Sentia-me leve naquele momento e, ao mesmo tempo, com a necessidade de acalento para as dúvidas que batiam forte em minha alma.  O Caboclo sabia e lendo meus pensamentos não hesitou em esclarecer-me: Sei do teu sonho e de tuas dúvidas, é a razão da minha presença diante de ti. Foi real o teu contato com aquelas entidades, pois se tratou de um desdobramento espiritual. Note que para cada questão que ainda te aperta o coração uma resposta foi oferecida.  A primeira resposta vem com um terço e um cruzeiro na mão, sinal enraizado de Jesus, o Cristo. Num segundo apenas interrompo o Caboclo em pensamento para perceber que se tratava daquele Preto Velho, o primeiro a se manifestar em meu sonho. O Caboclo dá um pito e confirma: Sim! Preto Velho te alertou de que Cristo Jesus, até hoje, fala por parábolas, forma simples de se fazer entender, porque como no passado, olhos e ouvidos não estão totalmente prontos para compreender as Verdades Profundas. Que o filho de Umbanda procure o trabalho fraterno de socorro respeitando o momento de cada um no caminho da evolução. Umbanda tem fundamentos muito antigos e sagrados e por isso requer tempo, estudo, dedicação e principalmente prática no trabalho de caridade. O Criador, Olorum, espera com paciência e misericórdia o acender da consciência de cada um. Oxalá, a Fé, havia em Jesus como em nenhum outro e para poder compreender isto é preciso antes enxergar o Mestre no alto do congá, na forma do Ser encarnado, para depois encontrar Nele, sem as vestes carnais, a Força Cristalina.
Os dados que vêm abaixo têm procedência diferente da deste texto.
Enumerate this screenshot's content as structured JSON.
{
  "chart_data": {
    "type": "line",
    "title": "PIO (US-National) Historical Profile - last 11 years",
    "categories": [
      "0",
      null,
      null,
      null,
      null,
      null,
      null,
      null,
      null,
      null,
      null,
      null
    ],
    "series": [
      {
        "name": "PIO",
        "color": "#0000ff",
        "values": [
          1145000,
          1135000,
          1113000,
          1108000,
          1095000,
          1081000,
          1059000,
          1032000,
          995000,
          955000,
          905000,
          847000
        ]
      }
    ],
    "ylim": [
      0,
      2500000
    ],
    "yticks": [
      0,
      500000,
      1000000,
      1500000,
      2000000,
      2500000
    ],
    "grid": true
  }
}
As palavras daquela entidade de luz fazia misturar-se em mim o sentimento de culpa e gratidão com a certeza de que a soberba e o egoísmo cegaram-me naquela noite em que o sonho se transformou em realidade, achando-me detentor da verdade.
Após um silêncio profundo, retoma o Caboclo com os esclarecimentos que ainda faltavam e me pergunta: Lembra-te do José Pelintra?  Sim! Respondo prontamente. Ele te adverte trazendo a segunda resposta em meio ao seu próprio mistério. Diversas são as falanges desta linha de trabalho, espíritos do bem e devotos de Nossa Senhora, Mãe de Jesus. Os chamados Malandros têm em Oxum, a Força do Amor e da Concepção, a sua razão de ser e trabalhar na espiritualidade. Assim como a imagem de Jesus no congá nos leva a compreender a força chamada Fé, Oxalá, a imagem de Nossa Senhora nos permite compreender a Força que representa este Orixá chamado Oxum. Nossa Senhora não é Oxum, mas a Força Oxum, o Amor e a Concepção, há na figura de Maria plenamente.
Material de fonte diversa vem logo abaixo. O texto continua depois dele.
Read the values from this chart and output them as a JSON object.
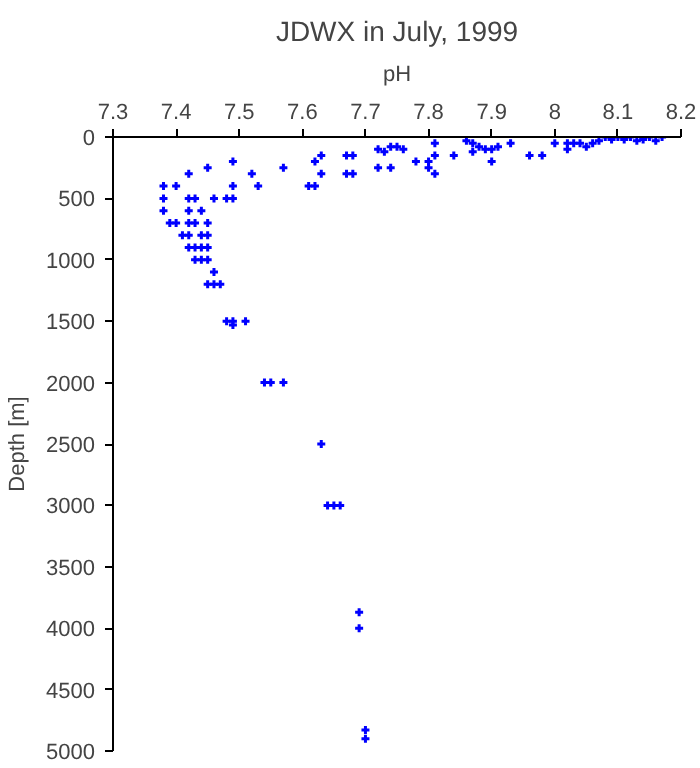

Com tantos esclarecimentos e ensinamentos foi possível antecipar a terceira e última resposta bastando lembra-me do querido e alegre Baiano saudando Nosso Senhor do Bonfim e de seu facão, instrumento consagrado para a magia Divina.  Com a vontade e a humildade de um espírito amigo, Caboclo complementa com a última resposta daquele desdobramento: Cada entidade tem a sua regência, o Baiano revela-se de Ogum com evidência. Por isso, as palavras dele protegem o sincretismo na tua terra, Brasil, onde São Jorge é padroeiro. Pede respeito àquela imagem do Guerreiro que é uma forma de se alimentar de coragem e esperança, acreditando o homem simples na Lei Divina.  Ogum é o Trono Sagrado que representa a Lei, a Disciplina e a Ordem, Forças emanadas pelo Criador, Olorum.  Portanto, o Guerreiro Jorge não é Ogum, mas há nele profundamente esta Força.
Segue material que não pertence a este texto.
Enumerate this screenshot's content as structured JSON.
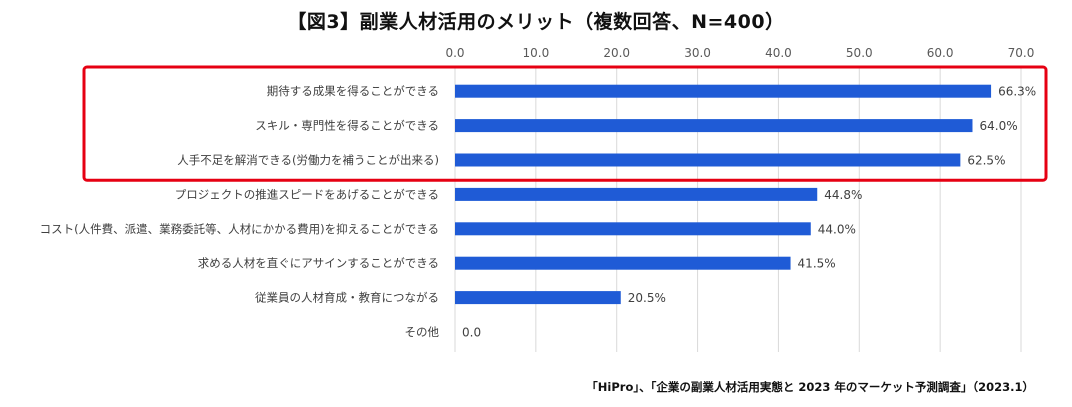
{
  "chart_data": {
    "type": "bar",
    "orientation": "horizontal",
    "title": "【図3】副業人材活用のメリット（複数回答、N=400）",
    "categories": [
      "期待する成果を得ることができる",
      "スキル・専門性を得ることができる",
      "人手不足を解消できる(労働力を補うことが出来る)",
      "プロジェクトの推進スピードをあげることができる",
      "コスト(人件費、派遣、業務委託等、人材にかかる費用)を抑えることができる",
      "求める人材を直ぐにアサインすることができる",
      "従業員の人材育成・教育につながる",
      "その他"
    ],
    "values": [
      66.3,
      64.0,
      62.5,
      44.8,
      44.0,
      41.5,
      20.5,
      0.0
    ],
    "value_labels": [
      "66.3%",
      "64.0%",
      "62.5%",
      "44.8%",
      "44.0%",
      "41.5%",
      "20.5%",
      "0.0"
    ],
    "x_ticks": [
      "0.0",
      "10.0",
      "20.0",
      "30.0",
      "40.0",
      "50.0",
      "60.0",
      "70.0"
    ],
    "xlim": [
      0,
      70
    ],
    "x_axis_position": "top",
    "grid": true,
    "highlighted_categories": [
      0,
      1,
      2
    ],
    "bar_color": "#1f5bd6",
    "highlight_color": "#e60012",
    "source": "「HiPro」、「企業の副業人材活用実態と 2023 年のマーケット予測調査」（2023.1）"
  }
}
O Caboclo termina com um silêncio calmo e profundo, expressando um leve sorriso no rosto do médium que lhe serve como instrumento. Alegra-se o espirito por alcançar o objetivo de nos orientar e de nos aproximar da consciência. Antes que o Caboclo ameaçasse qualquer despedida, parti então para abraça-lo com um forte sentimento fraterno, inesquecível como suas lições. Meus olhos lacrimejados era o sinal do agradecimento profundo e também da despedida. Antes que aquele espirito amigo se fosse, perguntei-lhe gentilmente o seu nome e ele me oferece a última e esclarecedora lição daquela noite com sua resposta: Filho de Umbanda, pode me chamar de Caboclo de Oxóssi, humilde trabalhador da espiritualidade onde faço parte de um grupo socorrista, atendendo encarnados e desencarnados. Fui médico num passado distante, índio curandeiro numa oportunidade mais recente e, por misericórdia Divina, hoje presto serviços com a orientação de um espírito amigo e iluminado, por vocês conhecido como Bezerra de Menezes. Despeço-me com a certeza de que a semente foi plantada e de que o filho de Umbanda será multiplicador de uma nova esperança, possibilitando a todos o ultrapassar do comodismo mental, quebrando as amarras que os tornam prisioneiros de condicionamentos herdados. Lembra-te das palavras do Cristo, Mestre desta Terra, que nos ensina a Ser com Deus apenas Um.   O Caboclo de Oxóssi me abraça pela última vez e se despede de todos os demais irmãos que ali estavam. O Ogan toca o atabaque e todos cantam para a subida dos Caboclos, e eles vão embora, diz o ponto cantado, beirando o rio azul.
Terminam os trabalhos com saudações às Forças do templo e agradecimentos. Fazemos uma oração final e cantamos o hino da Umbanda com a mão direita no peito, sinal de respeito e demonstração de fé.  A Gira esta encerrada.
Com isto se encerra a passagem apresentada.